Pierre Lommen vertelt: “De gemeente Ede is qua oppervlakte uitgestrekt en heeft relatief veel militair erfgoed, met verschillende kazernecomplexen, schietterreinen en bijvoorbeeld de vliegbasis Deelen. Daarnaast veel agrarisch en in mindere mate religieus erfgoed.”

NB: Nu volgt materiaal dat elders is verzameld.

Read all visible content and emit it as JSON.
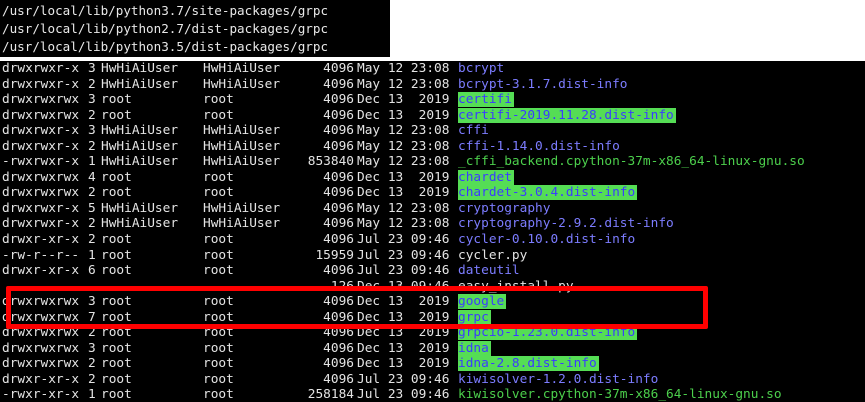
{
  "paths": [
    "/usr/local/lib/python3.7/site-packages/grpc",
    "/usr/local/lib/python2.7/dist-packages/grpc",
    "/usr/local/lib/python3.5/dist-packages/grpc"
  ],
  "listing": [
    {
      "perm": "drwxrwxr-x",
      "links": "3",
      "owner": "HwHiAiUser",
      "group": "HwHiAiUser",
      "size": "4096",
      "date": "May 12 23:08",
      "name": "bcrypt",
      "kind": "dir"
    },
    {
      "perm": "drwxrwxr-x",
      "links": "2",
      "owner": "HwHiAiUser",
      "group": "HwHiAiUser",
      "size": "4096",
      "date": "May 12 23:08",
      "name": "bcrypt-3.1.7.dist-info",
      "kind": "dir"
    },
    {
      "perm": "drwxrwxrwx",
      "links": "3",
      "owner": "root",
      "group": "root",
      "size": "4096",
      "date": "Dec 13  2019",
      "name": "certifi",
      "kind": "hl"
    },
    {
      "perm": "drwxrwxrwx",
      "links": "2",
      "owner": "root",
      "group": "root",
      "size": "4096",
      "date": "Dec 13  2019",
      "name": "certifi-2019.11.28.dist-info",
      "kind": "hl"
    },
    {
      "perm": "drwxrwxr-x",
      "links": "3",
      "owner": "HwHiAiUser",
      "group": "HwHiAiUser",
      "size": "4096",
      "date": "May 12 23:08",
      "name": "cffi",
      "kind": "dir"
    },
    {
      "perm": "drwxrwxr-x",
      "links": "2",
      "owner": "HwHiAiUser",
      "group": "HwHiAiUser",
      "size": "4096",
      "date": "May 12 23:08",
      "name": "cffi-1.14.0.dist-info",
      "kind": "dir"
    },
    {
      "perm": "-rwxrwxr-x",
      "links": "1",
      "owner": "HwHiAiUser",
      "group": "HwHiAiUser",
      "size": "853840",
      "date": "May 12 23:08",
      "name": "_cffi_backend.cpython-37m-x86_64-linux-gnu.so",
      "kind": "exe"
    },
    {
      "perm": "drwxrwxrwx",
      "links": "4",
      "owner": "root",
      "group": "root",
      "size": "4096",
      "date": "Dec 13  2019",
      "name": "chardet",
      "kind": "hl"
    },
    {
      "perm": "drwxrwxrwx",
      "links": "2",
      "owner": "root",
      "group": "root",
      "size": "4096",
      "date": "Dec 13  2019",
      "name": "chardet-3.0.4.dist-info",
      "kind": "hl"
    },
    {
      "perm": "drwxrwxr-x",
      "links": "5",
      "owner": "HwHiAiUser",
      "group": "HwHiAiUser",
      "size": "4096",
      "date": "May 12 23:08",
      "name": "cryptography",
      "kind": "dir"
    },
    {
      "perm": "drwxrwxr-x",
      "links": "2",
      "owner": "HwHiAiUser",
      "group": "HwHiAiUser",
      "size": "4096",
      "date": "May 12 23:08",
      "name": "cryptography-2.9.2.dist-info",
      "kind": "dir"
    },
    {
      "perm": "drwxr-xr-x",
      "links": "2",
      "owner": "root",
      "group": "root",
      "size": "4096",
      "date": "Jul 23 09:46",
      "name": "cycler-0.10.0.dist-info",
      "kind": "dir"
    },
    {
      "perm": "-rw-r--r--",
      "links": "1",
      "owner": "root",
      "group": "root",
      "size": "15959",
      "date": "Jul 23 09:46",
      "name": "cycler.py",
      "kind": "file"
    },
    {
      "perm": "drwxr-xr-x",
      "links": "6",
      "owner": "root",
      "group": "root",
      "size": "4096",
      "date": "Jul 23 09:46",
      "name": "dateutil",
      "kind": "dir"
    },
    {
      "perm": "",
      "links": "",
      "owner": "",
      "group": "",
      "size": "126",
      "date": "Dec 13 09:46",
      "name": "easy_install.py",
      "kind": "file"
    },
    {
      "perm": "drwxrwxrwx",
      "links": "3",
      "owner": "root",
      "group": "root",
      "size": "4096",
      "date": "Dec 13  2019",
      "name": "google",
      "kind": "hl"
    },
    {
      "perm": "drwxrwxrwx",
      "links": "7",
      "owner": "root",
      "group": "root",
      "size": "4096",
      "date": "Dec 13  2019",
      "name": "grpc",
      "kind": "hl"
    },
    {
      "perm": "drwxrwxrwx",
      "links": "2",
      "owner": "root",
      "group": "root",
      "size": "4096",
      "date": "Dec 13  2019",
      "name": "grpcio-1.23.0.dist-info",
      "kind": "hl"
    },
    {
      "perm": "drwxrwxrwx",
      "links": "3",
      "owner": "root",
      "group": "root",
      "size": "4096",
      "date": "Dec 13  2019",
      "name": "idna",
      "kind": "hl"
    },
    {
      "perm": "drwxrwxrwx",
      "links": "2",
      "owner": "root",
      "group": "root",
      "size": "4096",
      "date": "Dec 13  2019",
      "name": "idna-2.8.dist-info",
      "kind": "hl"
    },
    {
      "perm": "drwxr-xr-x",
      "links": "2",
      "owner": "root",
      "group": "root",
      "size": "4096",
      "date": "Jul 23 09:46",
      "name": "kiwisolver-1.2.0.dist-info",
      "kind": "dir"
    },
    {
      "perm": "-rwxr-xr-x",
      "links": "1",
      "owner": "root",
      "group": "root",
      "size": "258184",
      "date": "Jul 23 09:46",
      "name": "kiwisolver.cpython-37m-x86_64-linux-gnu.so",
      "kind": "exe"
    }
  ],
  "colors": {
    "highlight_box": "#ff0000",
    "dir": "#7c7cff",
    "exe": "#4ccf4c",
    "hl_bg": "#55dd55"
  }
}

“Toen de ENKA haar deuren sloot, kwam Ede meteen terecht in de keuze van wel of niet alles beschermen. Dat was een grote opgave. De bewustwording van het belang van industrieel erfgoed en herbestemming was er natuurlijk al wel, maar voor relatief kleinere en minder verstedelijkte gebieden als deze gemeente bleek het niet eenvoudig om zo’n proces in te zetten, zeker niet vanwege het grote aantal opstallen en de grootte van het terrein, namelijk ruim 40 hectare. Nu, in 2020, lijkt elke herbestemming van industrieel erfgoed erg hip en vanzelfsprekend.”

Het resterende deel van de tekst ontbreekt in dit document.